In that moment the boat keeled over, and when Judy came to the top of the water, she knew that between her and death in the green depths beneath, there was nothing but the strength of her frail limbs.

"Tommy," she called, as soon as she could get the salt water out of her mouth.

"Here," came shiveringly over the face of the waters.

"Are you all right?"

"No, no, it's horrid. Oh, I wish I was home—I wish I was home"—wailed Tommy, clinging to the belt for dear life.

The clouds had parted and one little star showed in the blackness, in the dim light Judy could just see Tommy's eyes glowing from out of his pallid face.

"He is afraid," she thought to herself, curiously. She was not afraid.
She had never been afraid of the water—poor Tommy.

She felt strangely weak, however, and all at once there came to her the knowledge that she could not keep up any longer. The strength of the old days was not hers—and she was tired—so tired—

She caught hold of the life-belt, and as she did so Tommy screamed,
"Don't, Judy. It won't hold us both.
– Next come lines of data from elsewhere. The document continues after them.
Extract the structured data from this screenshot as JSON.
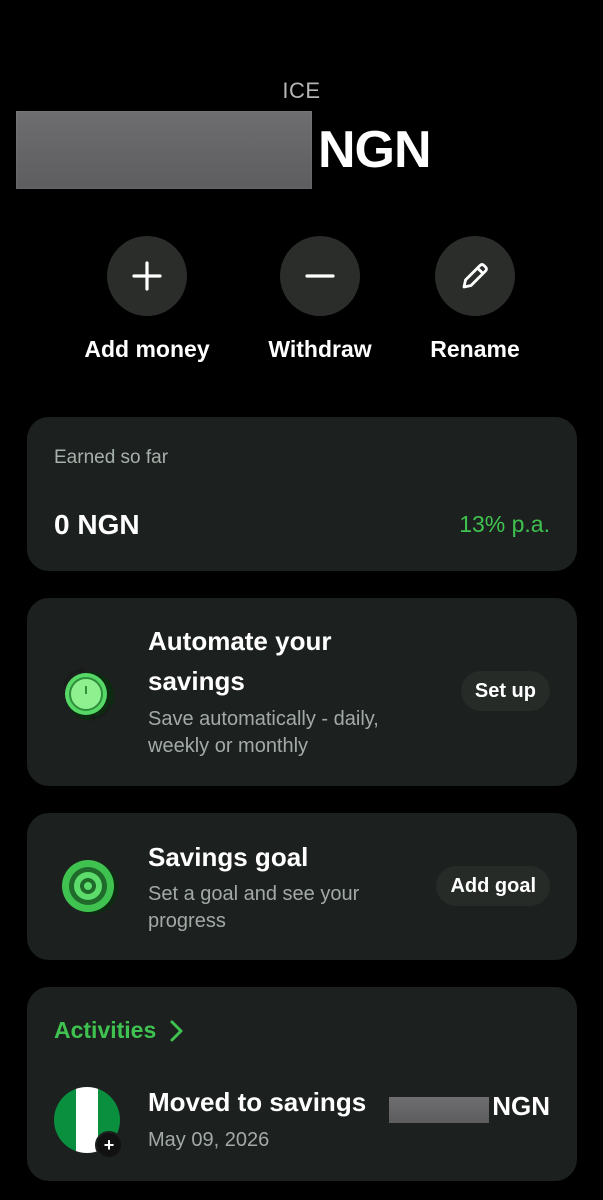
{
  "account": {
    "name": "ICE",
    "balance_currency": "NGN"
  },
  "actions": [
    {
      "label": "Add money",
      "icon": "plus-icon"
    },
    {
      "label": "Withdraw",
      "icon": "minus-icon"
    },
    {
      "label": "Rename",
      "icon": "pencil-icon"
    }
  ],
  "earned": {
    "label": "Earned so far",
    "value": "0 NGN",
    "rate": "13% p.a."
  },
  "automate": {
    "title_line1": "Automate your",
    "title_line2": "savings",
    "subtitle_line1": "Save automatically - daily,",
    "subtitle_line2": "weekly or monthly",
    "button": "Set up",
    "icon": "automate-clock-icon"
  },
  "goal": {
    "title": "Savings goal",
    "subtitle_line1": "Set a goal and see your",
    "subtitle_line2": "progress",
    "button": "Add goal",
    "icon": "target-icon"
  },
  "activities": {
    "heading": "Activities",
    "items": [
      {
        "title": "Moved to savings",
        "date": "May 09, 2026",
        "currency": "NGN",
        "icon": "nigeria-flag-icon"
      }
    ]
  },
  "colors": {
    "background": "#000000",
    "card": "#1c211f",
    "accent_green": "#3fc24f",
    "button_circle": "#2a2d2a"
  }
}
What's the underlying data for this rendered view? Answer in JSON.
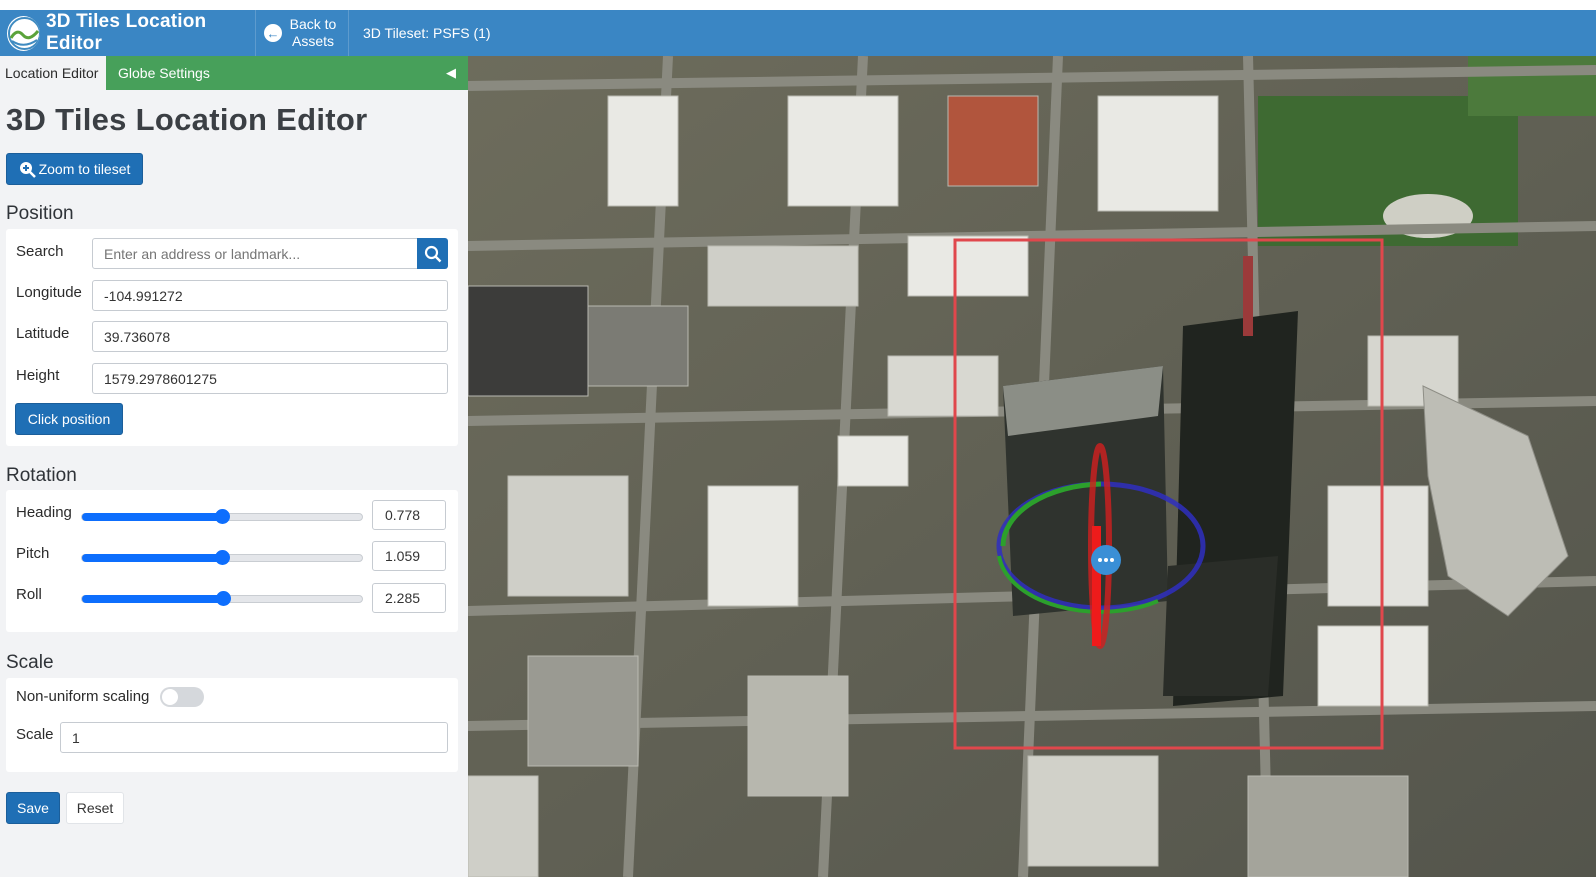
{
  "app": {
    "title": "3D Tiles Location Editor",
    "back_label": "Back to Assets",
    "tileset_name": "3D Tileset: PSFS (1)"
  },
  "tabs": [
    "Location Editor",
    "Globe Settings"
  ],
  "panel": {
    "title": "3D Tiles Location Editor",
    "zoom_button": "Zoom to tileset",
    "position": {
      "heading": "Position",
      "search_label": "Search",
      "search_placeholder": "Enter an address or landmark...",
      "longitude_label": "Longitude",
      "longitude": "-104.991272",
      "latitude_label": "Latitude",
      "latitude": "39.736078",
      "height_label": "Height",
      "height": "1579.2978601275",
      "click_button": "Click position"
    },
    "rotation": {
      "heading": "Rotation",
      "items": [
        {
          "label": "Heading",
          "value": "0.778",
          "fraction": 0.5
        },
        {
          "label": "Pitch",
          "value": "1.059",
          "fraction": 0.5
        },
        {
          "label": "Roll",
          "value": "2.285",
          "fraction": 0.505
        }
      ]
    },
    "scale": {
      "heading": "Scale",
      "nonuniform_label": "Non-uniform scaling",
      "nonuniform_enabled": false,
      "scale_label": "Scale",
      "scale_value": "1"
    },
    "save_button": "Save",
    "reset_button": "Reset"
  },
  "colors": {
    "topbar": "#3a86c4",
    "tab_bar": "#47a05a",
    "primary": "#1f6fb5",
    "selection_box": "#e0474c"
  },
  "icons": {
    "logo": "globe-logo-icon",
    "back": "arrow-left-circle-icon",
    "zoom": "zoom-in-icon",
    "search": "search-icon",
    "collapse": "caret-left-icon"
  }
}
Don't—"

"He is afraid," she thought again, pityingly, "and I am not, and we can't both hold on to that belt—"

Tommy babbled crazily, bemoaning his danger, sobbing now and then—but
Judy was very still.

"I can't keep up much longer. I mustn't try to hold on with Tommy. He is afraid—poor Tommy—" she looked up at the little star, "and I'm not afraid—I love the sea," she thought, dreamily. Then for one moment she came out of her trance.

"Tommy, Tommy!" she cried sharply.

"What?"

"Don't let go of the belt. Hold on, no matter how tired you are. In the morning—some one—will save you—"

"But you—wh-wh-at are you going to do, Judy?"

"Oh, I—?" she laughed faintly. "Oh, I shall be all right—all right,
Tommy," and her voice died away in an awful silence.